Não parece razoável admitir que as Forças Armadas brasileiras, instituições reconhecidamente dedicadas às causas mais nobres que dizem respeito ao interêsse nacional, estejam contrariadas com as propostas da Comissão da Verdade, que visam esclarecer os crimes contra a pessoa humana cometidos durante a Dituadura. Ora, por que manter resguardados os crimes cometidos e seus executores se o acontecido foi fruto da ação de uma minoria que em desrespeito aos próprios regulamentos das Forças Armadas, somente contribuiram para apequenar o relevante papel dos militares em todas as questões decisivas da História da República?

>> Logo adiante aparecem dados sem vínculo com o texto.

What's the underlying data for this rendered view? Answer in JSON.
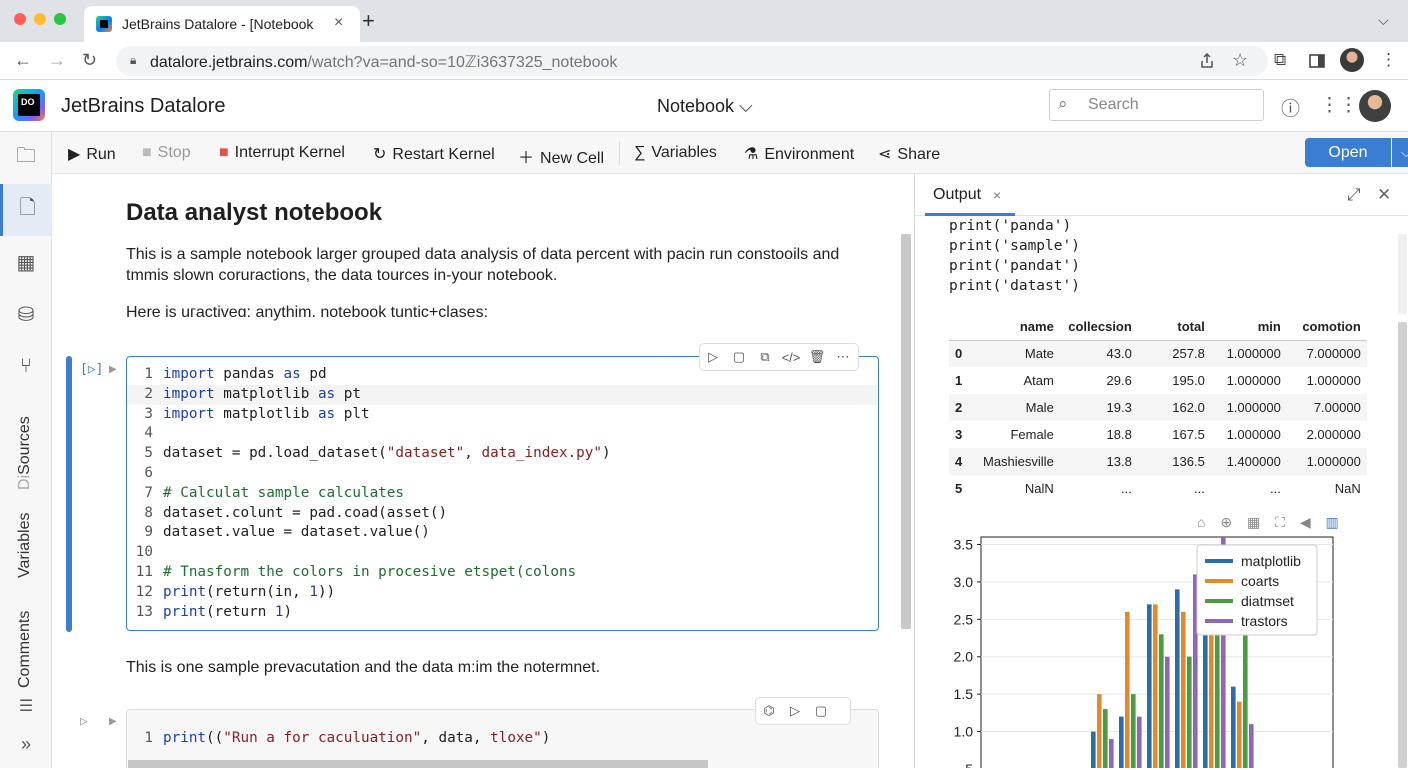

Acredito que os militares cumpridores do dever. que constituem a grande maioria, não se beneficiam em nada se em nome de interesses corporativos permitem que seus currículos impecáveis de dedicação as grandes causas nacionais, permaneçam mesclados com torturadores e verdadeiros bandidos como o falecido delegado Sergio Fleury. Sinceramente, não é isso que o povo brasileiro deseja.
Temos necessidade de que nossas Forças Armadas continuem sendo motivo de orgulho. por sua conduta respeitosa da Constituição e dos direitos humanos. Por certo, que em toda organização sempre existem as minorias que extravasam os limites legais. Para esses, é preciso que a mão forte da lei os faça compreender que não têm o direito de sujar a imagem da instituição com condutas deletérias.
É preciso afastar de vez as sombras negras que um dia transitaram em nossos céus com assassinatos e tortura de presos políticos e acordos espúrios com notórios governantes sanguinários como Augusto Pinochet. Nossas Forças Armadas são e serão sempre o símbolo maior de nossa soberania e espírito de sacríficio em favor da Paz interna e da proteção de nossos valores mais altos, entre os quais se situa a Democracia e o respeito à pessoa humana. Recuso-me, portanto, a aceitar suposições ded que os militares brasileiros pretendam proteger violadores da lei.